Successful city development will depend on a widespread ‘buy-in’ for a sequence of steps where limited resources must be stretched to give maximum impact.
Belfast City Council can be congratulated because it has made an important start. Arguably, the start is overdue. However, now that more planning powers are being devolved to local government, this makes the initiative more logical. Stormont departments must now contribute to an integrated series of policies where local government takes the lead.
A professional team has been appointed to develop a city centre regeneration and investment framework. The preliminary ideas have been published and, just to regenerate the city centre, the investment agenda is a multi-year multi-million pound budget commitment.
The scale of the desirable ambition for Belfast city centre is huge. Time lost during 40 years of short-term ‘Troubles-related’ priorities must now be regained.
First, a cautious preliminary is justified. Belfast City Council has set to work on policies to enhance the development of the city centre. It is an important starting point. There is no denial that the perspective of the wider city commuter area poses further questions on issues such as housing, roads, educational and health provision. The wider Belfast commuter region merits specific plans to tackle emerging deficiencies in all of these services.
Second, whilst Belfast City Council has initiated some creative thinking — and the initial directions are the easier part of the exercise — next comes a difficult series of decisions on priorities, timetables, funding and identification of responsibilities. Will central government departments weigh in to put the Belfast priorities into, for example, the central government capital spending programmes?
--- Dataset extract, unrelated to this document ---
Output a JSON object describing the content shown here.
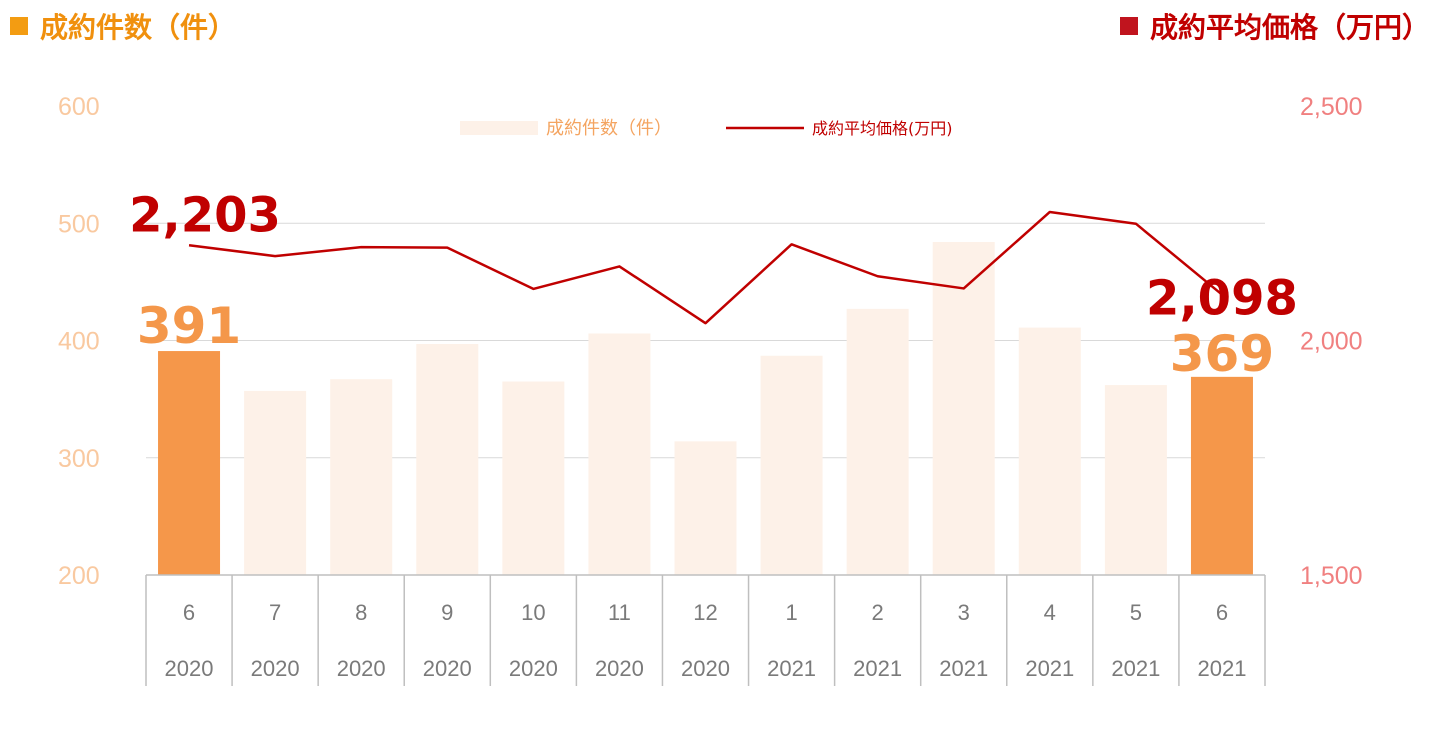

Third, the initial ideas lack persuasive evidence on some issues. The ambitions to establish a strong retail axis in the city centre are commendable. However, the absence of ideas to incentivise the levels of urban footfall whilst hoping that city centre stores will be the engines of their own expansion seems over optimistic. The plans for improved car management, displayed at the consultation conference, merit a specific place on the final agenda. Without an increased retail foot-fall, many of the proposals will under-perform.
And finally, will the consultants please reread what John Lewis said and has re-stated about Northern Ireland? John Lewis made a convincing argument about Sprucefield.